Brussel:The European Union is scrambling to arrange a crisis meeting with Iran after Donald Trump pulled out of the nuclear agreement, as the Iranian president Hassan Rouhani said Europe had a “very limited opportunity” to save the deal.
A day after the US president broke with the landmark 2015 agreement and warned he would seek to hit European businesses that continued to trade with Tehran, the EU vowed to take steps to immunise firms from any US sanctions.
Foreign ministers aim to reassure Tehran that the nuclear deal is salvageable at a meeting currently slated for Monday in London which they are expecting their Iranian counterpart Mohammad Javad Zarif to attend.
In a phone call on Wednesday between Emmanuel Macron and Rouhani, the French president stressed his willingness “to continue enforcing the Iran nuclear agreement in all respects”, the Elysée said in a statement. The statement added that Macron had “underlined the importance that Iran do the same”.

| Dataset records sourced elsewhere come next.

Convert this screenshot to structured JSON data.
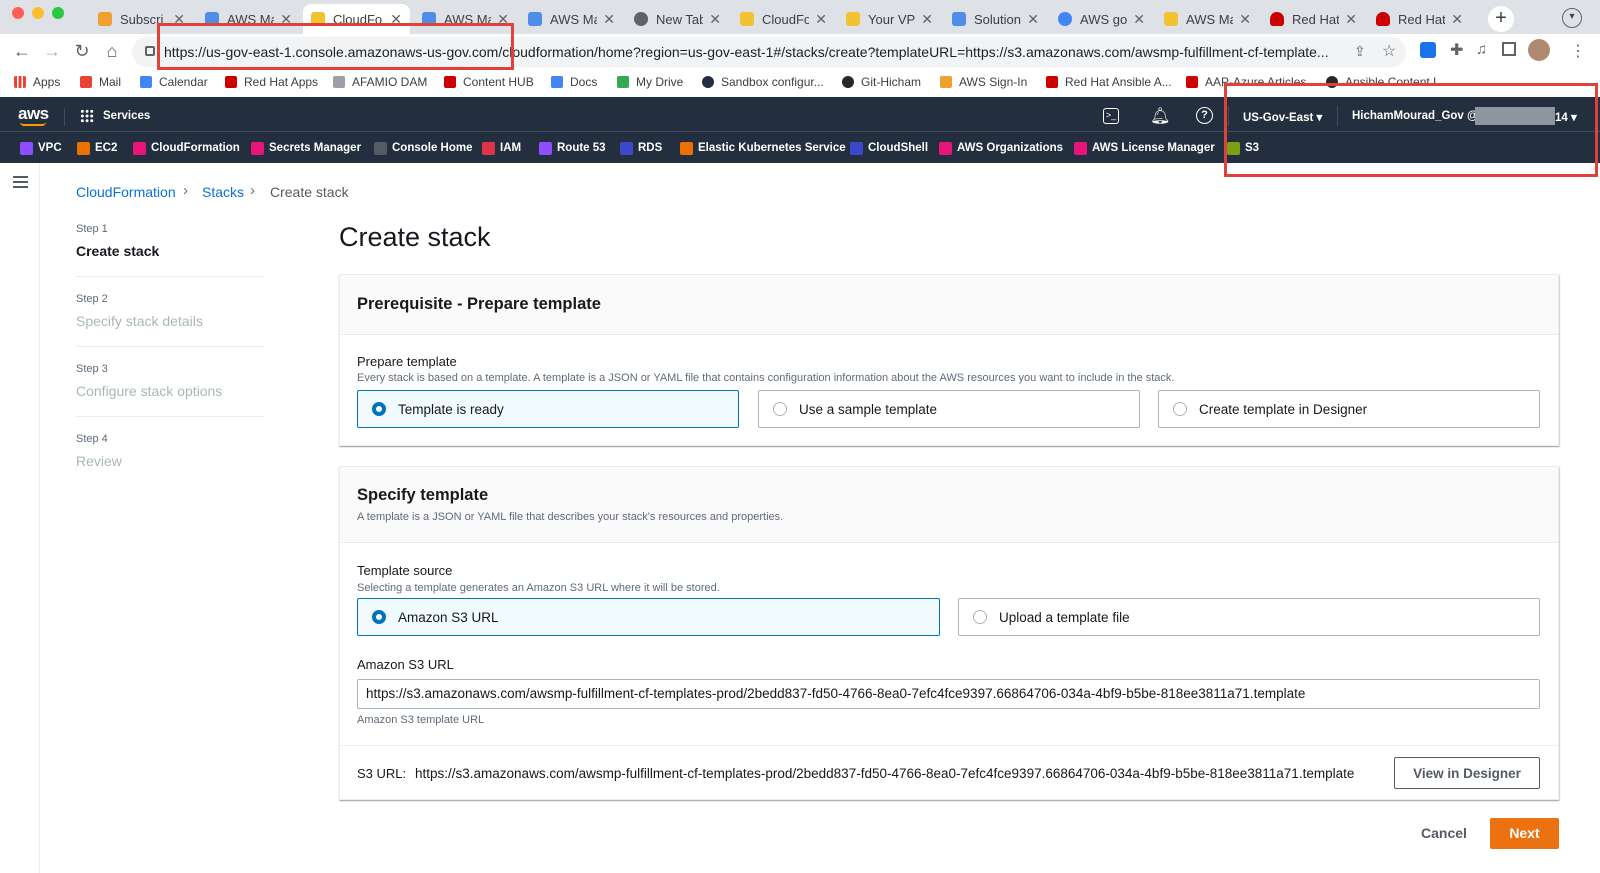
{
  "browser": {
    "tabs": [
      {
        "title": "Subscri",
        "icon_color": "#f0a030"
      },
      {
        "title": "AWS Ma",
        "icon_color": "#4e8ee8"
      },
      {
        "title": "CloudFo",
        "icon_color": "#f2c230"
      },
      {
        "title": "AWS Ma",
        "icon_color": "#4e8ee8"
      },
      {
        "title": "AWS Mar",
        "icon_color": "#4e8ee8"
      },
      {
        "title": "New Tab",
        "icon_color": "#5f6368"
      },
      {
        "title": "CloudFor",
        "icon_color": "#f2c230"
      },
      {
        "title": "Your VPC",
        "icon_color": "#f2c230"
      },
      {
        "title": "Solution",
        "icon_color": "#4e8ee8"
      },
      {
        "title": "AWS gov",
        "icon_color": "#4285f4"
      },
      {
        "title": "AWS Mar",
        "icon_color": "#f2c230"
      },
      {
        "title": "Red Hat",
        "icon_color": "#cc0000"
      },
      {
        "title": "Red Hat",
        "icon_color": "#cc0000"
      }
    ],
    "url": "https://us-gov-east-1.console.amazonaws-us-gov.com/cloudformation/home?region=us-gov-east-1#/stacks/create?templateURL=https://s3.amazonaws.com/awsmp-fulfillment-cf-template...",
    "bookmarks": [
      "Apps",
      "Mail",
      "Calendar",
      "Red Hat Apps",
      "AFAMIO DAM",
      "Content HUB",
      "Docs",
      "My Drive",
      "Sandbox configur...",
      "Git-Hicham",
      "AWS Sign-In",
      "Red Hat Ansible A...",
      "AAP-Azure Articles",
      "Ansible Content I"
    ]
  },
  "aws": {
    "logo": "aws",
    "services_label": "Services",
    "region": "US-Gov-East",
    "account": "HichamMourad_Gov @",
    "account_suffix": "14",
    "favorites": [
      "VPC",
      "EC2",
      "CloudFormation",
      "Secrets Manager",
      "Console Home",
      "IAM",
      "Route 53",
      "RDS",
      "Elastic Kubernetes Service",
      "CloudShell",
      "AWS Organizations",
      "AWS License Manager",
      "S3"
    ],
    "favorite_colors": [
      "#8c4fff",
      "#ed7100",
      "#e7157b",
      "#e7157b",
      "#545b64",
      "#dd344c",
      "#8c4fff",
      "#3b48cc",
      "#ed7100",
      "#3b48cc",
      "#e7157b",
      "#e7157b",
      "#7aa116"
    ]
  },
  "breadcrumb": {
    "items": [
      "CloudFormation",
      "Stacks"
    ],
    "current": "Create stack"
  },
  "steps": [
    {
      "label": "Step 1",
      "title": "Create stack"
    },
    {
      "label": "Step 2",
      "title": "Specify stack details"
    },
    {
      "label": "Step 3",
      "title": "Configure stack options"
    },
    {
      "label": "Step 4",
      "title": "Review"
    }
  ],
  "page_title": "Create stack",
  "prereq": {
    "header": "Prerequisite - Prepare template",
    "label": "Prepare template",
    "desc": "Every stack is based on a template. A template is a JSON or YAML file that contains configuration information about the AWS resources you want to include in the stack.",
    "options": [
      "Template is ready",
      "Use a sample template",
      "Create template in Designer"
    ],
    "selected": "Template is ready"
  },
  "specify": {
    "header": "Specify template",
    "subtitle": "A template is a JSON or YAML file that describes your stack's resources and properties.",
    "source_label": "Template source",
    "source_desc": "Selecting a template generates an Amazon S3 URL where it will be stored.",
    "options": [
      "Amazon S3 URL",
      "Upload a template file"
    ],
    "selected": "Amazon S3 URL",
    "url_label": "Amazon S3 URL",
    "url_value": "https://s3.amazonaws.com/awsmp-fulfillment-cf-templates-prod/2bedd837-fd50-4766-8ea0-7efc4fce9397.66864706-034a-4bf9-b5be-818ee3811a71.template",
    "url_hint": "Amazon S3 template URL",
    "s3_label": "S3 URL:",
    "s3_value": "https://s3.amazonaws.com/awsmp-fulfillment-cf-templates-prod/2bedd837-fd50-4766-8ea0-7efc4fce9397.66864706-034a-4bf9-b5be-818ee3811a71.template",
    "designer_button": "View in Designer"
  },
  "actions": {
    "cancel": "Cancel",
    "next": "Next"
  },
  "colors": {
    "aws_nav": "#232f3e",
    "accent": "#ec7211",
    "link": "#0972d3",
    "highlight": "#e0413a"
  }
}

The Iranian Students’ News Agency quoted Rouhani as telling Macron: “Under the current conditions, Europe has a very limited opportunity to preserve the nuclear deal, and must, as quickly as possible, clarify its position and specify and announce its intentions with regard to its obligations.”
EU ministers hope to put forward a credible package to soothe Iranian fears about the effect of Trump’s decision on EU-Iranian trade.
The ministers recognise that Iran will only stay inside the deal if they are confident that the promised economic benefits can survive an American sanctions assault. But they were keen to stress that Trump’s move had not necessarily dealt the agreement a fatal blow.
“The deal is not dead. There is an American withdrawal from the deal but the deal is still there,” Jean-Yves Le Drian, the French foreign minister, told RTL radio.
Tehran had complained in recent weeks that the EU had gone too far to appease Trump. But it appeared on Wednesday that, after the failure of its diplomatic charm offensive with Washington, Europe was going to unite to protect the deal, even if it meant putting its member states on an economic collision course with the US.
Work on the package being coordinated by the European Union is at an early stage, but the EU is being urged to warn the US it will impose countersanctions if the US attempts unjustifiably to cripple EU firms trading with Iran.
In his phone call with Rouhani, Macron also underscored the intention to have a broader discussion with all the relevant parties on the development of Iran’s nuclear programme after 2025, when key elements of the current deal expire, as well as Iran’s ballistic missile programme and wider Middle East issues.